Kansas band members are, from left, Phil Ehart, Steve Walsh, Richard Williams, Billy Greer, and Dave Ragsdale.
It might rank as one of the most stylistically awkward rock bills in history, at least from a sartorial perspective:
Early Kansas, with their bib overalls, burly beards, and Midwestern sensibility, and Queen, the princes of glam, clad in tights and led by the outrageous antics of Freddie Mercury.
Richard Williams remembers it well and cherishes the memories, even though he’s not quite so crazy about remembering the events that led to the bands touring together in the ’70s. The Kansas guitarist who will play at the Yark Automotive Group 30th Annual Northwest Ohio Rib-Off presented by The Blade at the Lucas County Fairgrounds at 8 p.m. Saturday said the precursor to the Queen pairing was a stint opening for English rockers Mott the Hoople.
Mott leader Ian Hunter became a mentor for the “Kansas rednecks” as Williams put it, but the then unknown American band had been a last-minute replacement as opener on the tour when Queen had to bail out due to a band member’s illness.
Queen’s first album was a big success and when folks bought their tickets, they thought they’d be seeing the English band.
“So when the lights would go out and [the announcer said] ‘Ladies and gentlemen, Kansas’ everybody was there to see Queen, even more than Mott the Hoople,” Williams said in a phone interview.
“The shock on their faces was terrifying and in any moments of silence all you would hear is QUEEN!!!. I’ll hear that on my deathbed.”
A few years later, Kansas and Queen ended up as touring partners and Williams didn’t know what to expect.
“Musically we might have been progressive, but socially we were very Midwestern. Here’s the [Queen] ‘Sheer Heart Attack’ album and I’m thinking, ‘We’re going on the road with these guys? They’re sitting there in makeup and I’m thinking, ‘We’re just not going to get along.’
“We did 38 dates together and they were the nicest bunch of guys you’d ever want to meet. We had an absolute blast with them and we learned even more from them because their show was so spectacular.”
Williams said that is when Kansas — a progressive band that incorporates violin and synthesizers into their sound — began focusing on putting together a polished show that drew from what the band members learned from their English friends.

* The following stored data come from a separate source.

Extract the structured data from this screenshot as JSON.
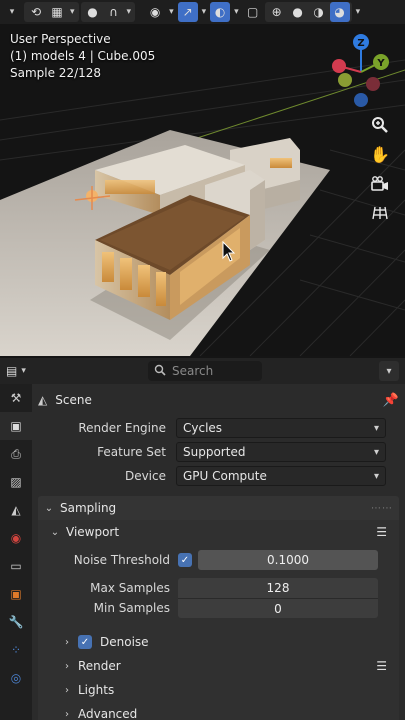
{
  "viewport": {
    "overlay": {
      "perspective": "User Perspective",
      "object_info": "(1) models 4 | Cube.005",
      "sample": "Sample 22/128"
    },
    "gizmo": {
      "z": "Z",
      "y": "Y"
    },
    "tools": [
      "zoom-icon",
      "hand-pan-icon",
      "camera-icon",
      "grid-icon"
    ]
  },
  "properties": {
    "search": {
      "placeholder": "Search"
    },
    "context": {
      "title": "Scene"
    },
    "render": {
      "engine_label": "Render Engine",
      "engine_value": "Cycles",
      "feature_label": "Feature Set",
      "feature_value": "Supported",
      "device_label": "Device",
      "device_value": "GPU Compute"
    },
    "sampling": {
      "title": "Sampling",
      "viewport": {
        "title": "Viewport",
        "noise_label": "Noise Threshold",
        "noise_value": "0.1000",
        "max_label": "Max Samples",
        "max_value": "128",
        "min_label": "Min Samples",
        "min_value": "0"
      },
      "denoise": "Denoise",
      "render": "Render",
      "lights": "Lights",
      "advanced": "Advanced"
    }
  },
  "colors": {
    "accent": "#4772b3",
    "axis_x": "#d33b4f",
    "axis_y": "#7aa32a",
    "axis_z": "#2f7be0"
  }
}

It helped to have songs that became massive hits — “Dust in the Wind,” “Point of No Return,” and “Carry On My Wayward Son” — that propelled the band to late ’70s headliner status. Their albums sold millions of copies and the band was ubiquitous on the radio at the time.
Williams is refreshingly candid about the band’s success, describing their biggest hit, "Dust in the Wind" as a happy accident.
He said band member Kerry Livgren came into the studio near the end of the rehearsals that would provide songs for the "Point of No Return" album with just a riff that was drawn from a guitar finger-picking exercise he used to practice.
“His wife kept saying, ‘That’s really pretty, you ought to do something with that’ and he thought ... we would never do it so he brought it in one day and was kind of mumbling the lyrics and me and Phil [Ehart] said right then and there, that’s going to be our next single. I heard it right away. Accidents.”
The band is on its 40th anniversary tour and has gone through a number of personnel changes. Only Williams and drummer Ehart remain from the original lineup and the current group includes Steve Walsh, Billy Greer, and Dave Ragsdale. Key members such as Livgren, Robby Steinhardt, and Steve Morse have moved on to other projects.
For his part, Williams can’t imagine doing anything else and he compared his duration with one band to his father’s decision to work for the same trucking company for decades
“I appreciate it always. What a wonderful life it’s been. Being in Kansas has given me the opportunity to never ... have had to work. This isn’t work. I know the difference between what I do and what work is.”
He said perhaps the biggest misconception about the band is that the members spent countless hours huddled together developing the concepts that led to such works as “Magnum Opus: Father Padilla Meets the Perfect Gnat/Howling At the Moon” from “Leftoverture.”
“[From fans] it’s just, ‘Gee, I wish I could be in that room, in that think tank when they were doing this or that,’ giving us so much more credit for all of that like we sat around and conceived of things. We just were some mutts from Kansas who kind of stuck with something and made it work.”
Kansas will play at 8 p.m. Saturday at the Rib-Off and the opening band will be Madison Rising. VIP tickets, which guarantee seating for Kansas, are $25 in advance and $30 at the gate the day of the show. VIP tickets can be purchased at the Stranahan Theater Box Office, by phone at 419-381-8851, or at etix.com. Tickets for the Rib-Off that day are $7 in advance and $10 at the gate. General admission tickets allow you to see the bands, but don’t include seating.